In Memory of

Ilo

Gene

Campbell

Obituary for Ilo Gene Campbell

Ilo “Gene” Campbell, 86 ,of Arlington, MA passed away peacefully on January 9th. Beloved husband of Concepcion “Pury” Campbell, he leaves behind his children Susan “Gena” Campbell of Arlington, Linda Campbell and her wife Sarah Doremus of Deer Isle, ME, Cristina Brigham and her late husband Thomas Brigham of Plymouth, MA , Robert Campbell and his wife Elizabeth “Betsey” Campbell of Duxbury, MA, his brothers Jerry Campbell and his wife Barbara of Oklahoma City, OK, Michael Campbell and his wife Linda of Albuquerque, NM, Leslie Campbell and his wife Nancy of Tempe, AZ. , his grandchildren Michael, Ana, Patricia and Elizabeth Quinn, Meghan and Matthew Brigham, Nathan, Grace and Noah Campbell, and many nieces and nephews.
Gene was born in Parsons, Kansas, the son of the late Ilo Gerald Campbell and Hope Davis. After leaving Rice University, Gene was drafted into the United States Navy during the Korean War.

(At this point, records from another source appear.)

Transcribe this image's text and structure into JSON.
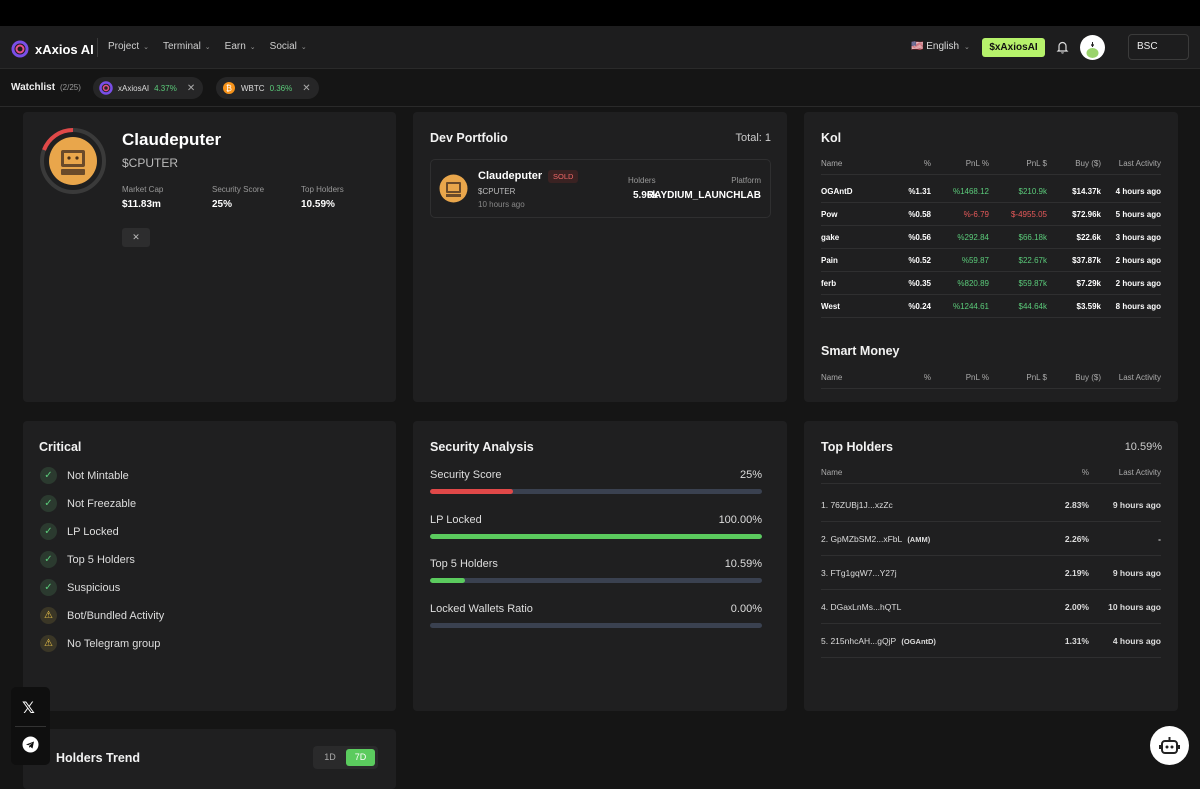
{
  "nav": {
    "brand": "xAxios AI",
    "menu": [
      "Project",
      "Terminal",
      "Earn",
      "Social"
    ],
    "language": "🇺🇸 English",
    "token_button": "$xAxiosAI",
    "chain": "BSC"
  },
  "watchlist": {
    "title": "Watchlist",
    "count": "(2/25)",
    "items": [
      {
        "name": "xAxiosAI",
        "pct": "4.37%"
      },
      {
        "name": "WBTC",
        "pct": "0.36%"
      }
    ]
  },
  "token": {
    "name": "Claudeputer",
    "symbol": "$CPUTER",
    "stats": [
      {
        "label": "Market Cap",
        "value": "$11.83m"
      },
      {
        "label": "Security Score",
        "value": "25%"
      },
      {
        "label": "Top Holders",
        "value": "10.59%"
      }
    ],
    "social_icon": "x-icon"
  },
  "dev": {
    "title": "Dev Portfolio",
    "total": "Total: 1",
    "item": {
      "name": "Claudeputer",
      "badge": "SOLD",
      "symbol": "$CPUTER",
      "time": "10 hours ago",
      "holders_label": "Holders",
      "holders": "5.96k",
      "platform_label": "Platform",
      "platform": "RAYDIUM_LAUNCHLAB"
    }
  },
  "kol": {
    "title": "Kol",
    "headers": [
      "Name",
      "%",
      "PnL %",
      "PnL $",
      "Buy ($)",
      "Last Activity"
    ],
    "rows": [
      {
        "name": "OGAntD",
        "pct": "%1.31",
        "pnlp": "%1468.12",
        "pnld": "$210.9k",
        "buy": "$14.37k",
        "last": "4 hours ago",
        "neg": false
      },
      {
        "name": "Pow",
        "pct": "%0.58",
        "pnlp": "%-6.79",
        "pnld": "$-4955.05",
        "buy": "$72.96k",
        "last": "5 hours ago",
        "neg": true
      },
      {
        "name": "gake",
        "pct": "%0.56",
        "pnlp": "%292.84",
        "pnld": "$66.18k",
        "buy": "$22.6k",
        "last": "3 hours ago",
        "neg": false
      },
      {
        "name": "Pain",
        "pct": "%0.52",
        "pnlp": "%59.87",
        "pnld": "$22.67k",
        "buy": "$37.87k",
        "last": "2 hours ago",
        "neg": false
      },
      {
        "name": "ferb",
        "pct": "%0.35",
        "pnlp": "%820.89",
        "pnld": "$59.87k",
        "buy": "$7.29k",
        "last": "2 hours ago",
        "neg": false
      },
      {
        "name": "West",
        "pct": "%0.24",
        "pnlp": "%1244.61",
        "pnld": "$44.64k",
        "buy": "$3.59k",
        "last": "8 hours ago",
        "neg": false
      }
    ],
    "smart_title": "Smart Money"
  },
  "critical": {
    "title": "Critical",
    "items": [
      {
        "label": "Not Mintable",
        "ok": true
      },
      {
        "label": "Not Freezable",
        "ok": true
      },
      {
        "label": "LP Locked",
        "ok": true
      },
      {
        "label": "Top 5 Holders",
        "ok": true
      },
      {
        "label": "Suspicious",
        "ok": true
      },
      {
        "label": "Bot/Bundled Activity",
        "ok": false
      },
      {
        "label": "No Telegram group",
        "ok": false
      }
    ]
  },
  "security": {
    "title": "Security Analysis",
    "items": [
      {
        "label": "Security Score",
        "value": "25%",
        "fraction": 0.25,
        "color": "#e04848"
      },
      {
        "label": "LP Locked",
        "value": "100.00%",
        "fraction": 1.0,
        "color": "#5bcb5e"
      },
      {
        "label": "Top 5 Holders",
        "value": "10.59%",
        "fraction": 0.1059,
        "color": "#5bcb5e"
      },
      {
        "label": "Locked Wallets Ratio",
        "value": "0.00%",
        "fraction": 0.0,
        "color": "#5bcb5e"
      }
    ]
  },
  "top_holders": {
    "title": "Top Holders",
    "total": "10.59%",
    "headers": [
      "Name",
      "%",
      "Last Activity"
    ],
    "rows": [
      {
        "name": "1. 76ZUBj1J...xzZc",
        "tag": "",
        "pct": "2.83%",
        "last": "9 hours ago"
      },
      {
        "name": "2. GpMZbSM2...xFbL",
        "tag": "(AMM)",
        "pct": "2.26%",
        "last": "-"
      },
      {
        "name": "3. FTg1gqW7...Y27j",
        "tag": "",
        "pct": "2.19%",
        "last": "9 hours ago"
      },
      {
        "name": "4. DGaxLnMs...hQTL",
        "tag": "",
        "pct": "2.00%",
        "last": "10 hours ago"
      },
      {
        "name": "5. 215nhcAH...gQjP",
        "tag": "(OGAntD)",
        "pct": "1.31%",
        "last": "4 hours ago"
      }
    ]
  },
  "trend": {
    "title": "Holders Trend",
    "ranges": [
      "1D",
      "7D"
    ],
    "active": "7D"
  },
  "colors": {
    "accent": "#b6f26b",
    "positive": "#5bcb7a",
    "negative": "#e85a5a"
  }
}
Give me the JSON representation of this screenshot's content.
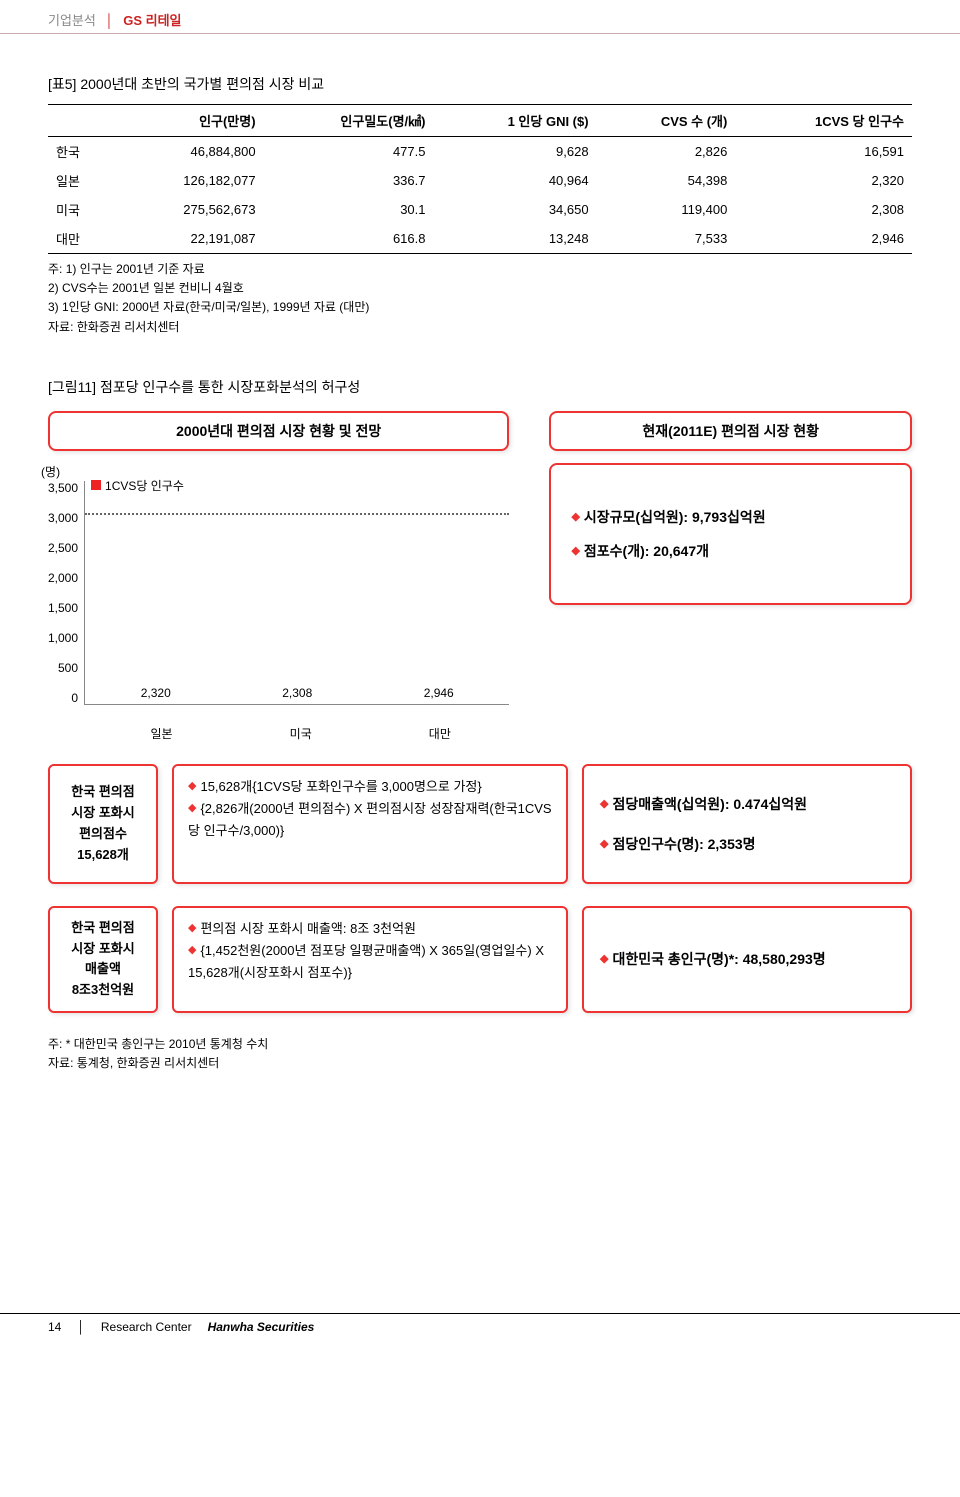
{
  "header": {
    "category": "기업분석",
    "name": "GS 리테일"
  },
  "table": {
    "title": "[표5]   2000년대 초반의 국가별 편의점 시장 비교",
    "columns": [
      "",
      "인구(만명)",
      "인구밀도(명/㎢)",
      "1 인당 GNI ($)",
      "CVS 수 (개)",
      "1CVS 당 인구수"
    ],
    "rows": [
      [
        "한국",
        "46,884,800",
        "477.5",
        "9,628",
        "2,826",
        "16,591"
      ],
      [
        "일본",
        "126,182,077",
        "336.7",
        "40,964",
        "54,398",
        "2,320"
      ],
      [
        "미국",
        "275,562,673",
        "30.1",
        "34,650",
        "119,400",
        "2,308"
      ],
      [
        "대만",
        "22,191,087",
        "616.8",
        "13,248",
        "7,533",
        "2,946"
      ]
    ],
    "notes": [
      "주: 1) 인구는 2001년 기준 자료",
      "    2) CVS수는 2001년 일본 컨비니 4월호",
      "    3) 1인당 GNI: 2000년 자료(한국/미국/일본), 1999년 자료 (대만)",
      "자료: 한화증권 리서치센터"
    ]
  },
  "fig": {
    "title": "[그림11] 점포당 인구수를 통한 시장포화분석의 허구성",
    "left_title": "2000년대 편의점 시장 현황 및 전망",
    "right_title": "현재(2011E) 편의점 시장 현황",
    "chart": {
      "type": "bar",
      "y_unit": "(명)",
      "legend": "1CVS당 인구수",
      "y_ticks": [
        "3,500",
        "3,000",
        "2,500",
        "2,000",
        "1,500",
        "1,000",
        "500",
        "0"
      ],
      "ymax": 3500,
      "dash_at": 3000,
      "categories": [
        "일본",
        "미국",
        "대만"
      ],
      "values": [
        2320,
        2308,
        2946
      ],
      "value_labels": [
        "2,320",
        "2,308",
        "2,946"
      ],
      "bar_color": "#e22222"
    },
    "right_info": [
      "시장규모(십억원): 9,793십억원",
      "점포수(개): 20,647개"
    ],
    "rows": [
      {
        "label": "한국 편의점\n시장 포화시\n편의점수\n15,628개",
        "mid": [
          "15,628개{1CVS당 포화인구수를 3,000명으로 가정}",
          "{2,826개(2000년 편의점수) X 편의점시장 성장잠재력(한국1CVS당 인구수/3,000)}"
        ],
        "right": [
          "점당매출액(십억원): 0.474십억원",
          "점당인구수(명): 2,353명"
        ]
      },
      {
        "label": "한국 편의점\n시장 포화시\n매출액\n8조3천억원",
        "mid": [
          "편의점 시장 포화시 매출액: 8조 3천억원",
          "{1,452천원(2000년 점포당 일평균매출액) X 365일(영업일수) X 15,628개(시장포화시 점포수)}"
        ],
        "right": [
          "대한민국 총인구(명)*: 48,580,293명"
        ]
      }
    ],
    "footnotes": [
      "주: * 대한민국 총인구는 2010년 통계청 수치",
      "자료: 통계청, 한화증권 리서치센터"
    ]
  },
  "footer": {
    "page": "14",
    "center": "Research Center",
    "brand_prefix": "H",
    "brand": "anwha Securities"
  }
}
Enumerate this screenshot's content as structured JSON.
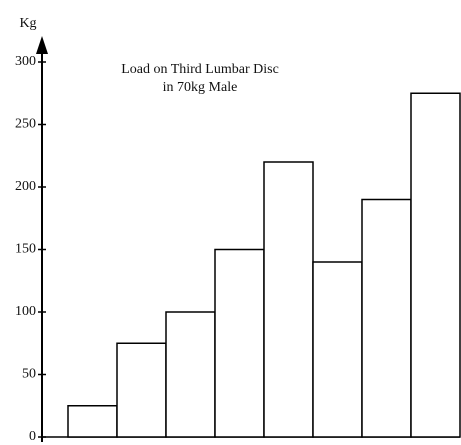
{
  "chart_data": {
    "type": "bar",
    "title": [
      "Load on Third Lumbar Disc",
      "in 70kg Male"
    ],
    "y_label": "Kg",
    "values": [
      25,
      75,
      100,
      150,
      220,
      140,
      190,
      275
    ],
    "color": "#ffffff",
    "ylim": [
      0,
      310
    ],
    "yticks": [
      0,
      50,
      100,
      150,
      200,
      250,
      300
    ],
    "grid": false
  }
}
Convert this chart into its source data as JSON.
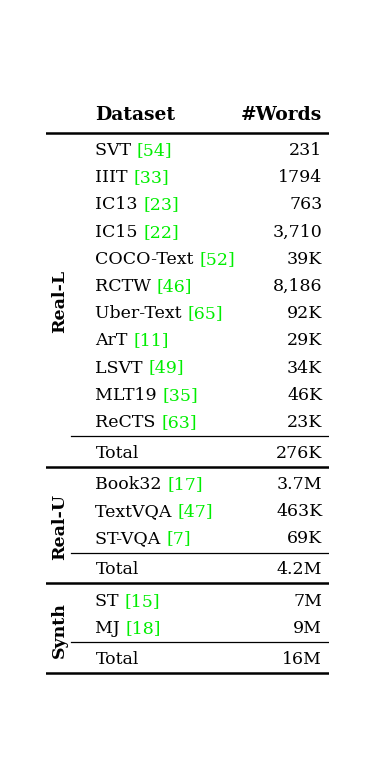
{
  "title_col1": "Dataset",
  "title_col2": "#Words",
  "sections": [
    {
      "label": "Real-L",
      "rows": [
        {
          "name": "SVT",
          "ref": "54",
          "value": "231"
        },
        {
          "name": "IIIT",
          "ref": "33",
          "value": "1794"
        },
        {
          "name": "IC13",
          "ref": "23",
          "value": "763"
        },
        {
          "name": "IC15",
          "ref": "22",
          "value": "3,710"
        },
        {
          "name": "COCO-Text",
          "ref": "52",
          "value": "39K"
        },
        {
          "name": "RCTW",
          "ref": "46",
          "value": "8,186"
        },
        {
          "name": "Uber-Text",
          "ref": "65",
          "value": "92K"
        },
        {
          "name": "ArT",
          "ref": "11",
          "value": "29K"
        },
        {
          "name": "LSVT",
          "ref": "49",
          "value": "34K"
        },
        {
          "name": "MLT19",
          "ref": "35",
          "value": "46K"
        },
        {
          "name": "ReCTS",
          "ref": "63",
          "value": "23K"
        }
      ],
      "total": "276K"
    },
    {
      "label": "Real-U",
      "rows": [
        {
          "name": "Book32",
          "ref": "17",
          "value": "3.7M"
        },
        {
          "name": "TextVQA",
          "ref": "47",
          "value": "463K"
        },
        {
          "name": "ST-VQA",
          "ref": "7",
          "value": "69K"
        }
      ],
      "total": "4.2M"
    },
    {
      "label": "Synth",
      "rows": [
        {
          "name": "ST",
          "ref": "15",
          "value": "7M"
        },
        {
          "name": "MJ",
          "ref": "18",
          "value": "9M"
        }
      ],
      "total": "16M"
    }
  ],
  "text_color": "#000000",
  "ref_color": "#00ee00",
  "bg_color": "#ffffff",
  "font_size": 12.5,
  "header_font_size": 13.5,
  "label_font_size": 12.5
}
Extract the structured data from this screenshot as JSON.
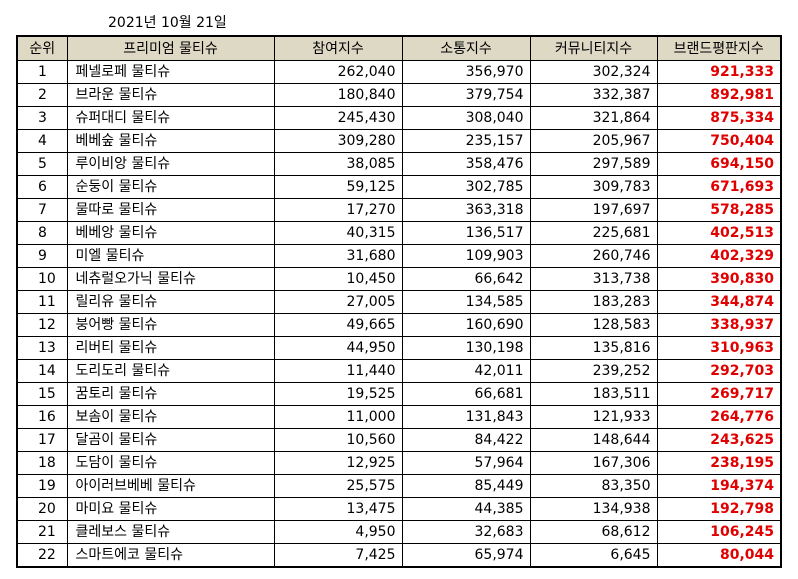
{
  "date": "2021년 10월 21일",
  "headers": [
    "순위",
    "프리미엄 물티슈",
    "참여지수",
    "소통지수",
    "커뮤니티지수",
    "브랜드평판지수"
  ],
  "rows": [
    [
      "1",
      "페넬로페 물티슈",
      "262,040",
      "356,970",
      "302,324",
      "921,333"
    ],
    [
      "2",
      "브라운 물티슈",
      "180,840",
      "379,754",
      "332,387",
      "892,981"
    ],
    [
      "3",
      "슈퍼대디 물티슈",
      "245,430",
      "308,040",
      "321,864",
      "875,334"
    ],
    [
      "4",
      "베베숲 물티슈",
      "309,280",
      "235,157",
      "205,967",
      "750,404"
    ],
    [
      "5",
      "루이비앙 물티슈",
      "38,085",
      "358,476",
      "297,589",
      "694,150"
    ],
    [
      "6",
      "순둥이 물티슈",
      "59,125",
      "302,785",
      "309,783",
      "671,693"
    ],
    [
      "7",
      "물따로 물티슈",
      "17,270",
      "363,318",
      "197,697",
      "578,285"
    ],
    [
      "8",
      "베베앙 물티슈",
      "40,315",
      "136,517",
      "225,681",
      "402,513"
    ],
    [
      "9",
      "미엘 물티슈",
      "31,680",
      "109,903",
      "260,746",
      "402,329"
    ],
    [
      "10",
      "네츄럴오가닉 물티슈",
      "10,450",
      "66,642",
      "313,738",
      "390,830"
    ],
    [
      "11",
      "릴리유 물티슈",
      "27,005",
      "134,585",
      "183,283",
      "344,874"
    ],
    [
      "12",
      "붕어빵 물티슈",
      "49,665",
      "160,690",
      "128,583",
      "338,937"
    ],
    [
      "13",
      "리버티 물티슈",
      "44,950",
      "130,198",
      "135,816",
      "310,963"
    ],
    [
      "14",
      "도리도리 물티슈",
      "11,440",
      "42,011",
      "239,252",
      "292,703"
    ],
    [
      "15",
      "꿈토리 물티슈",
      "19,525",
      "66,681",
      "183,511",
      "269,717"
    ],
    [
      "16",
      "보솜이 물티슈",
      "11,000",
      "131,843",
      "121,933",
      "264,776"
    ],
    [
      "17",
      "달곰이 물티슈",
      "10,560",
      "84,422",
      "148,644",
      "243,625"
    ],
    [
      "18",
      "도담이 물티슈",
      "12,925",
      "57,964",
      "167,306",
      "238,195"
    ],
    [
      "19",
      "아이러브베베 물티슈",
      "25,575",
      "85,449",
      "83,350",
      "194,374"
    ],
    [
      "20",
      "마미요 물티슈",
      "13,475",
      "44,385",
      "134,938",
      "192,798"
    ],
    [
      "21",
      "클레보스 물티슈",
      "4,950",
      "32,683",
      "68,612",
      "106,245"
    ],
    [
      "22",
      "스마트에코 물티슈",
      "7,425",
      "65,974",
      "6,645",
      "80,044"
    ]
  ],
  "colors": {
    "header_bg": "#ddd9c4",
    "brand_text": "#e00000"
  }
}
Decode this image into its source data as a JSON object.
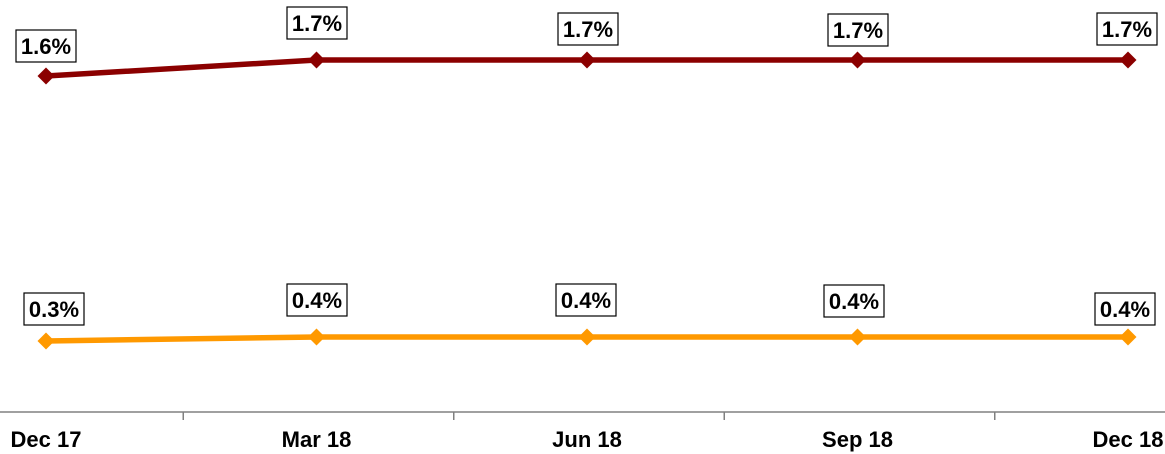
{
  "chart_data": {
    "type": "line",
    "categories": [
      "Dec 17",
      "Mar 18",
      "Jun 18",
      "Sep 18",
      "Dec 18"
    ],
    "series": [
      {
        "values": [
          1.6,
          1.7,
          1.7,
          1.7,
          1.7
        ],
        "labels": [
          "1.6%",
          "1.7%",
          "1.7%",
          "1.7%",
          "1.7%"
        ],
        "color": "#8B0000"
      },
      {
        "values": [
          0.3,
          0.4,
          0.4,
          0.4,
          0.4
        ],
        "labels": [
          "0.3%",
          "0.4%",
          "0.4%",
          "0.4%",
          "0.4%"
        ],
        "color": "#FF9900"
      }
    ],
    "title": "",
    "xlabel": "",
    "ylabel": "",
    "grid": false,
    "legend": "none"
  }
}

His professional career began in 1958 at the Smithsonian Astrophysical Observatory where he was assigned to the Satellite Tracking Division in San Fernando, Spain. He served as one of the Smithsonian’s observers using the Baker-Nunn camera in the very early days of the space program. It was while in San Fernando that he met his beloved wife Concepcion “Pury” Castellanos and they were married in Cadiz in October 1959. In 1961, Gene and Pury returned, with their first born, to the United States where Gene continued his career at the Harvard-Smithsonian Center for Astrophysics in Cambridge, as a mathematician developing algorithms for use on early computers to process data from the Satellite Tracking Program. With the progression of technology, Gene was promoted to the Smithsonian Astrophysical Observatory Computation Facility working on the design and implementation of the Observatory’s first computer network and retired as a senior systems analyst in 2000. Over his more than 40-year career with the Smithsonian Institution, Gene witnessed the entire space program, from the first satellites and earliest computers, to the Chandra X-ray Space Telescope, to today’s modern distributed network of computers.
A connoisseur of food, wine, and classical music, Gene may have appeared shy to some but to his family and friends he was warm, loving, and the consummate science nerd keeping track of his family’s daily life, in journals and on hundreds of scraps of paper, plotting and analyzing, and developing linear regressions of his daily body temperature, the battery life of every clock and appliance in the house, bus arrival times, and when to turn the mattresses over. He was a true scientist, a fan of hiking and cross-country skiing which he passed on to his children and grandchildren, a nerd above all others, and while his measurements and attention to detail were ignored when his children were young, they are now grateful to be left with his documented, gentle, tracking of their lives.
A Funeral mass will be held at St. Eulalia’s Church, 50 Ridge St., Winchester, Saturday, March 16th at 10 AM.